Der Streik war am Pfingstmontag begonnen worden, nachdem dieser Tag erstmals in diesem Jahr als "normaler Arbeitstag" gelten sollte. Die Regierung Raffarin hat den bisherigen gesetzlichen Feiertag in einem Gesetz, das am 30. Juni 2004 durch die konservative Parlamentsmehrheit angenommen wurde, streichen lassen. Sechs Tage lang waren 5 der 6 Raffinerien, die Total in Frankreich besitzt, bestreikt worden. Zwei von ihnen waren am vorigen Freitag besetzt bzw. vollständig blockiert: Die Raffinerie von Donges (im westfranzösischen Bezirk von Nantes, Loire-Atlantique) und jene von Gonfreville-lŒOrcher (bei Le Havre, am Ärmelkanal). Auch in der Raffinerie von Feyzin (bei Lyon) hatte ein Abschaltmanöver eingesetzt, das die Raffinerie in den Ruhezustand versetzt - um wieder produktionsfähig zu werden, benötigt sie mehrere Tage.

Die Gewerkschaften sprechen von einem "historischen Sieg"

Erreicht wurden konkret:
- Die Konzernleitung von Total verzichtet künftig auf die Arbeit ihrer abhängig Beschäftigten am Pfingstmontag.
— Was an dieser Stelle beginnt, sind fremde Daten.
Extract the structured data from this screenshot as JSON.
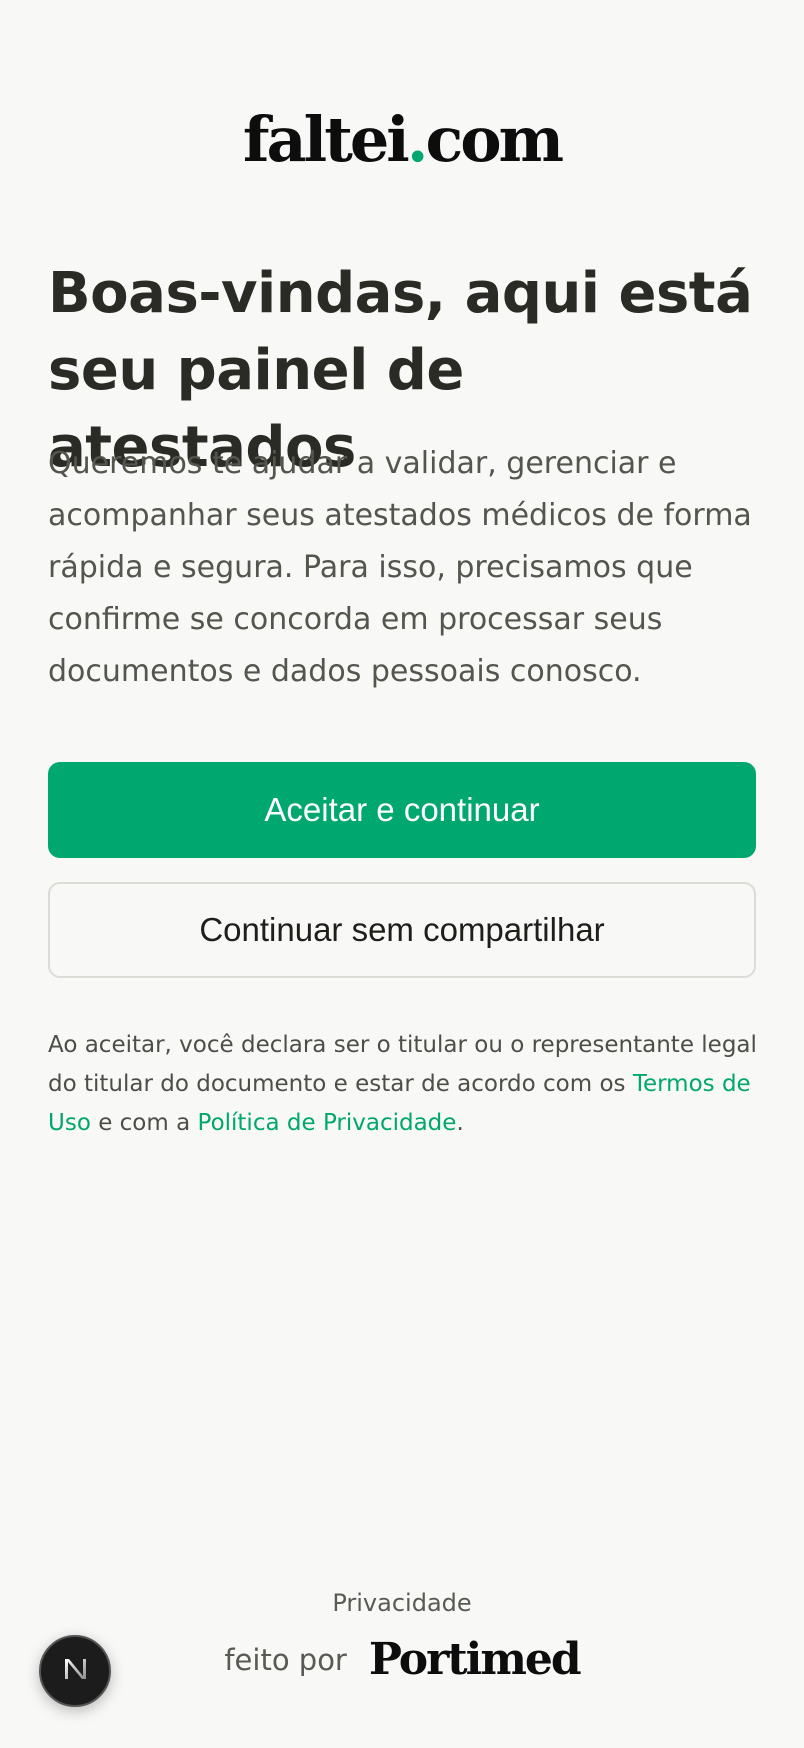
{
  "logo": {
    "name": "faltei",
    "dot": ".",
    "tld": "com"
  },
  "title": "Boas-vindas, aqui está seu painel de atestados",
  "intro": "Queremos te ajudar a validar, gerenciar e acompanhar seus atestados médicos de forma rápida e segura. Para isso, precisamos que confirme se concorda em processar seus documentos e dados pessoais conosco.",
  "buttons": {
    "accept": "Aceitar e continuar",
    "decline": "Continuar sem compartilhar"
  },
  "legal": {
    "prefix": "Ao aceitar, você declara ser o titular ou o representante legal do titular do documento e estar de acordo com os ",
    "terms_link": "Termos de Uso",
    "middle": " e com a ",
    "privacy_link": "Política de Privacidade",
    "suffix": "."
  },
  "footer": {
    "privacy": "Privacidade",
    "made_by": "feito por",
    "brand": "Portimed"
  },
  "colors": {
    "accent": "#00a76f",
    "background": "#f8f8f6",
    "text": "#2a2a24"
  },
  "icons": {
    "fab": "next-n-icon"
  }
}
Der so genannte "Solidaritätstag für die Pflegebedürftigen" (der nach dem Konzept der Raffarin-Regierung kostenlose Mehrarbeit für die Lohnabhängigen und das Abführen zusätzlicher Abgaben an die Sozialversicherung durch die Arbeitgeber bedeuten soll) wird aus den Unternehmensprofiten von Total allein bezahlt. Der Konzern hat die Mittel dafür: Total machte im Vorjahr 2004 insgesamt 9 Milliarden Euro Reingewinn, und in jedem Monat des Jahres 2005 bisher je eine Milliarde Profit.
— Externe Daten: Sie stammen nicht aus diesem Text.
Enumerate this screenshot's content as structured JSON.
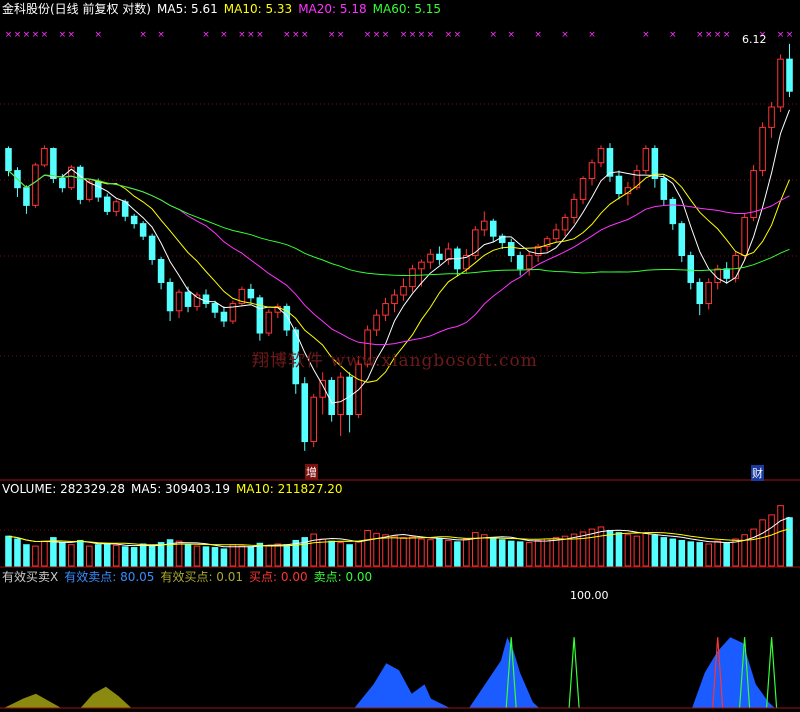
{
  "header": {
    "stock": "金科股份(日线 前复权 对数)",
    "items": [
      {
        "label": "MA5: 5.61",
        "color": "#ffffff"
      },
      {
        "label": "MA10: 5.33",
        "color": "#ffff00"
      },
      {
        "label": "MA20: 5.18",
        "color": "#ff33ff"
      },
      {
        "label": "MA60: 5.15",
        "color": "#33ff33"
      }
    ]
  },
  "volume_header": {
    "items": [
      {
        "label": "VOLUME: 282329.28",
        "color": "#ffffff"
      },
      {
        "label": "MA5: 309403.19",
        "color": "#ffffff"
      },
      {
        "label": "MA10: 211827.20",
        "color": "#ffff00"
      }
    ]
  },
  "indicator_header": {
    "items": [
      {
        "label": "有效买卖X",
        "color": "#cccccc"
      },
      {
        "label": "有效卖点: 80.05",
        "color": "#3a8cff"
      },
      {
        "label": "有效买点: 0.01",
        "color": "#aaaa33"
      },
      {
        "label": "买点: 0.00",
        "color": "#ff3333"
      },
      {
        "label": "卖点: 0.00",
        "color": "#33ff33"
      }
    ]
  },
  "watermark": "翔博软件 www.xiangbosoft.com",
  "annotations": {
    "price_high": "6.12",
    "low_marker": "增",
    "right_marker": "财",
    "indicator_peak": "100.00"
  },
  "colors": {
    "up": "#ff3333",
    "down": "#55ffff",
    "magenta": "#ff33ff",
    "green": "#33ff33",
    "yellow": "#ffff00",
    "blue": "#1a5cff",
    "olive": "#8a8a10"
  },
  "chart_data": {
    "type": "candlestick",
    "bar_count": 88,
    "candles": [
      [
        5.05,
        4.85,
        5.07,
        4.8
      ],
      [
        4.85,
        4.7,
        4.88,
        4.62
      ],
      [
        4.7,
        4.55,
        4.72,
        4.48
      ],
      [
        4.55,
        4.9,
        4.92,
        4.53
      ],
      [
        4.9,
        5.05,
        5.08,
        4.88
      ],
      [
        5.05,
        4.78,
        5.06,
        4.74
      ],
      [
        4.78,
        4.7,
        4.82,
        4.66
      ],
      [
        4.7,
        4.88,
        4.9,
        4.68
      ],
      [
        4.88,
        4.6,
        4.9,
        4.56
      ],
      [
        4.6,
        4.75,
        4.78,
        4.58
      ],
      [
        4.75,
        4.62,
        4.78,
        4.58
      ],
      [
        4.62,
        4.5,
        4.65,
        4.47
      ],
      [
        4.5,
        4.58,
        4.6,
        4.46
      ],
      [
        4.58,
        4.46,
        4.6,
        4.42
      ],
      [
        4.46,
        4.4,
        4.48,
        4.36
      ],
      [
        4.4,
        4.3,
        4.42,
        4.27
      ],
      [
        4.3,
        4.12,
        4.32,
        4.08
      ],
      [
        4.12,
        3.95,
        4.14,
        3.9
      ],
      [
        3.95,
        3.75,
        3.98,
        3.68
      ],
      [
        3.75,
        3.88,
        3.9,
        3.7
      ],
      [
        3.88,
        3.78,
        3.92,
        3.74
      ],
      [
        3.78,
        3.86,
        3.88,
        3.75
      ],
      [
        3.86,
        3.8,
        3.9,
        3.77
      ],
      [
        3.8,
        3.74,
        3.82,
        3.7
      ],
      [
        3.74,
        3.68,
        3.78,
        3.64
      ],
      [
        3.68,
        3.8,
        3.82,
        3.66
      ],
      [
        3.8,
        3.9,
        3.92,
        3.78
      ],
      [
        3.9,
        3.84,
        3.94,
        3.8
      ],
      [
        3.84,
        3.6,
        3.86,
        3.55
      ],
      [
        3.6,
        3.74,
        3.76,
        3.58
      ],
      [
        3.74,
        3.78,
        3.8,
        3.7
      ],
      [
        3.78,
        3.62,
        3.8,
        3.58
      ],
      [
        3.62,
        3.28,
        3.64,
        3.22
      ],
      [
        3.28,
        2.95,
        3.32,
        2.9
      ],
      [
        2.95,
        3.2,
        3.22,
        2.92
      ],
      [
        3.2,
        3.3,
        3.35,
        3.1
      ],
      [
        3.3,
        3.1,
        3.32,
        3.06
      ],
      [
        3.1,
        3.32,
        3.35,
        2.98
      ],
      [
        3.32,
        3.1,
        3.35,
        3.0
      ],
      [
        3.1,
        3.4,
        3.45,
        3.08
      ],
      [
        3.4,
        3.62,
        3.65,
        3.38
      ],
      [
        3.62,
        3.72,
        3.76,
        3.58
      ],
      [
        3.72,
        3.8,
        3.84,
        3.68
      ],
      [
        3.8,
        3.86,
        3.9,
        3.74
      ],
      [
        3.86,
        3.92,
        3.98,
        3.82
      ],
      [
        3.92,
        4.05,
        4.08,
        3.88
      ],
      [
        4.05,
        4.1,
        4.12,
        3.92
      ],
      [
        4.1,
        4.16,
        4.2,
        4.05
      ],
      [
        4.16,
        4.12,
        4.22,
        4.08
      ],
      [
        4.12,
        4.2,
        4.25,
        4.08
      ],
      [
        4.2,
        4.05,
        4.22,
        4.0
      ],
      [
        4.05,
        4.15,
        4.2,
        4.02
      ],
      [
        4.15,
        4.35,
        4.38,
        4.12
      ],
      [
        4.35,
        4.42,
        4.5,
        4.3
      ],
      [
        4.42,
        4.3,
        4.44,
        4.25
      ],
      [
        4.3,
        4.25,
        4.32,
        4.2
      ],
      [
        4.25,
        4.15,
        4.28,
        4.1
      ],
      [
        4.15,
        4.05,
        4.18,
        4.0
      ],
      [
        4.05,
        4.15,
        4.18,
        4.0
      ],
      [
        4.15,
        4.22,
        4.24,
        4.1
      ],
      [
        4.22,
        4.28,
        4.3,
        4.18
      ],
      [
        4.28,
        4.35,
        4.4,
        4.25
      ],
      [
        4.35,
        4.45,
        4.48,
        4.3
      ],
      [
        4.45,
        4.6,
        4.65,
        4.4
      ],
      [
        4.6,
        4.78,
        4.8,
        4.56
      ],
      [
        4.78,
        4.92,
        4.95,
        4.72
      ],
      [
        4.92,
        5.05,
        5.08,
        4.88
      ],
      [
        5.05,
        4.8,
        5.1,
        4.75
      ],
      [
        4.8,
        4.65,
        4.85,
        4.6
      ],
      [
        4.65,
        4.7,
        4.75,
        4.55
      ],
      [
        4.7,
        4.85,
        4.9,
        4.68
      ],
      [
        4.85,
        5.05,
        5.08,
        4.82
      ],
      [
        5.05,
        4.78,
        5.08,
        4.7
      ],
      [
        4.78,
        4.6,
        4.82,
        4.55
      ],
      [
        4.6,
        4.4,
        4.62,
        4.35
      ],
      [
        4.4,
        4.15,
        4.42,
        4.1
      ],
      [
        4.15,
        3.95,
        4.18,
        3.9
      ],
      [
        3.95,
        3.8,
        3.98,
        3.72
      ],
      [
        3.8,
        3.95,
        3.98,
        3.76
      ],
      [
        3.95,
        4.05,
        4.08,
        3.9
      ],
      [
        4.05,
        3.98,
        4.1,
        3.94
      ],
      [
        3.98,
        4.15,
        4.18,
        3.95
      ],
      [
        4.15,
        4.45,
        4.48,
        4.12
      ],
      [
        4.45,
        4.85,
        4.9,
        4.42
      ],
      [
        4.85,
        5.25,
        5.3,
        4.8
      ],
      [
        5.25,
        5.45,
        5.5,
        5.15
      ],
      [
        5.45,
        5.95,
        6.0,
        5.4
      ],
      [
        5.95,
        5.61,
        6.12,
        5.55
      ]
    ],
    "volumes": [
      42,
      38,
      30,
      28,
      35,
      40,
      33,
      30,
      36,
      28,
      30,
      32,
      29,
      27,
      26,
      31,
      29,
      33,
      37,
      35,
      30,
      28,
      27,
      26,
      24,
      30,
      28,
      27,
      32,
      29,
      31,
      30,
      36,
      40,
      45,
      38,
      35,
      33,
      30,
      34,
      50,
      46,
      44,
      42,
      40,
      41,
      38,
      37,
      39,
      36,
      34,
      38,
      47,
      44,
      40,
      37,
      35,
      34,
      33,
      36,
      38,
      40,
      42,
      45,
      48,
      52,
      55,
      50,
      47,
      44,
      42,
      46,
      43,
      40,
      38,
      36,
      34,
      33,
      31,
      35,
      32,
      38,
      44,
      52,
      65,
      72,
      85,
      68
    ],
    "indicator": {
      "type": "area",
      "series": [
        {
          "color": "#1a5cff",
          "points": [
            [
              55,
              0
            ],
            [
              58,
              20
            ],
            [
              60,
              38
            ],
            [
              62,
              32
            ],
            [
              64,
              12
            ],
            [
              66,
              20
            ],
            [
              67,
              8
            ],
            [
              70,
              0
            ],
            [
              73,
              0
            ],
            [
              78,
              40
            ],
            [
              79,
              60
            ],
            [
              80,
              48
            ],
            [
              81,
              30
            ],
            [
              83,
              5
            ],
            [
              84,
              0
            ],
            [
              108,
              0
            ],
            [
              110,
              30
            ],
            [
              112,
              48
            ],
            [
              114,
              60
            ],
            [
              116,
              55
            ],
            [
              118,
              20
            ],
            [
              120,
              5
            ],
            [
              121,
              0
            ]
          ]
        },
        {
          "color": "#8a8a10",
          "points": [
            [
              0,
              0
            ],
            [
              3,
              8
            ],
            [
              5,
              12
            ],
            [
              7,
              6
            ],
            [
              9,
              0
            ],
            [
              12,
              0
            ],
            [
              14,
              12
            ],
            [
              16,
              18
            ],
            [
              18,
              10
            ],
            [
              20,
              0
            ]
          ]
        },
        {
          "color": "#33ff33",
          "spikes": [
            56,
            63,
            82,
            85
          ]
        },
        {
          "color": "#ff3333",
          "spikes": [
            79
          ]
        }
      ],
      "ylim": [
        0,
        100
      ]
    },
    "ylim_price": [
      2.8,
      6.3
    ],
    "ylim_volume": [
      0,
      100
    ]
  }
}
- Für das laufende Jahr, in dem es dafür nun "zu spät" ist, erhalten alle abhängig Beschäftigten einen zusätzlichen Urlaubstag (als Ausgleich für den verlorenen Pfingstmontag), den sie frei platzieren können.

- Vier von fünf vollständig bestreikten Arbeitstagen, an denen die Streikteilnehmer normalerweise ihren Lohn einbüßen würden (es gibt in Frankreich keine Bezahlung der Teilnehmer aus gewerkschaftlichen Streikkassen), werden durch den Konzern bezahlt.
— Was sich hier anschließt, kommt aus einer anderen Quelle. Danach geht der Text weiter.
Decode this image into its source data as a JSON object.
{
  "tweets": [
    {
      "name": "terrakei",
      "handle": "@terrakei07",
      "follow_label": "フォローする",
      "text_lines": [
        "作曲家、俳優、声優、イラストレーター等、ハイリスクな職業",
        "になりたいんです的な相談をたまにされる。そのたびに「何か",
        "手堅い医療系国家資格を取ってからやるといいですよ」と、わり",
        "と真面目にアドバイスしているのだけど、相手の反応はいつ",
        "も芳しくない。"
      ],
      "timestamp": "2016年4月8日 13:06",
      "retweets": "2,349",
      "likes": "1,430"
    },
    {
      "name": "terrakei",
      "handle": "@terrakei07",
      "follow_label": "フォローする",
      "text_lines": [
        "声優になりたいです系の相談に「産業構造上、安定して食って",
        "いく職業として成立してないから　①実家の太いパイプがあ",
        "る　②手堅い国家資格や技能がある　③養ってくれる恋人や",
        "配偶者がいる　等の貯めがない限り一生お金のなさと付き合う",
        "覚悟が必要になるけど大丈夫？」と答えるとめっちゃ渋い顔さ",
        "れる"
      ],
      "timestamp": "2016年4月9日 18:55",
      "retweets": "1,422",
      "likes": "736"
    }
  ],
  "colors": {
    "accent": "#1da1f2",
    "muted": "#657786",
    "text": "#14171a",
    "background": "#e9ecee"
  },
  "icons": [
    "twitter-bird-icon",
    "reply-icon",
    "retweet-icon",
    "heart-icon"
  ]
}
- Der Konzern verpflichtet sich ferner, die Mehrkosten für die Krankenversicherung, die den Beschäftigten aus der so genannten"Gesundheitsreform" der Raffarin-Regierung vom Juli 2004 erwachsen, auszugleichen. Es sollen Verhandlungen über die Beschäftigungspolitik geführt werden. Dabei soll studiert werden, wie Arbeitsplätze, die bisher bei Zulieferer- und Subfirmen (oft zu prekären Bedingungen) aufgebaut werden, in Festarbeitsplätze bei Total umgewandelt werden können. Untersucht werden sollen auch Maßnahmen zur Einstellung von Behinderten sowie zum besseren Respekt des Prinzips der Lohngleichheit von Männern und Frauen.Druck der Regierung Ohne Zweifel hat die Regierung unter Premierminister Jean-Pierre Raffarin ihrerseits erheblichen Druck auf den größten französischen Konzern (er repräsentiert 65 Prozent des französischen Erdöl- und Petrochimie-Sektors) ausgeübt. Eine Woche vor dem Referendum über den EU-Verfassungsvertrag, das die Regierung - so sieht es derzeit aus - zu verlieren droht, wollte das Raffarin-Kabinett wirklich alles, nur keinen "sozialen Saustall". Am Wochenende kündigte sich der Beginn einer drohenden Treibstoffknappheit an vielen Tankstellen an, einige Tage später wären die öffentlichen Transportbetriebe in Mitleidenschaft gezogen worden. "Es ist klar, dass die Regierung eine Woche vor dem Referendum über die EU-Verfassung nicht wenig dafür kann, dass die Verhandlungen wieder aufgenommen wurden" sagt denn auch Charles Foulard, Koordinator der stärksten Gewerkschaft CGT bei Total (zitiert nach der Wirtschaftszeitung "Les Echos" vom Montag, 23. Mai).

Reaktionen der Beschäftigten

Nach der Unterzeichnung wollte die CGT noch die Beschäftigten in Streikversammlungen konsultieren. In den Raffinerien von Feyzin und Gonfreville stimmten diese am Samstag einstimmig der Wiederaufnahme der Arbeit zu. Im westfranzösischen Donges wurde der Wiederaufnahme der Arbeit ebenfalls zugestimmt, aber erst für Montag früh ab 5 Uhr.

Im südfranzösischen La Mède wurde unterdessen noch weiter gestreikt. Dort verlangten die Beschäftigten konkretere Selbstverpflichtungen des Konzerns für die Einstellung von Personal und für die Umwandlung prekärer in Fest-Arbeitsplätze an ihrem Produktionsstandort. Die örtlichen Verhandlungen endeten am späteren Samstag abend mit einem lokalen Abkommen für den Standort in der Provence. Daraufhin wurde dort ab Sonntag morgen die Produktion "schrittweise" wieder aufgenommen.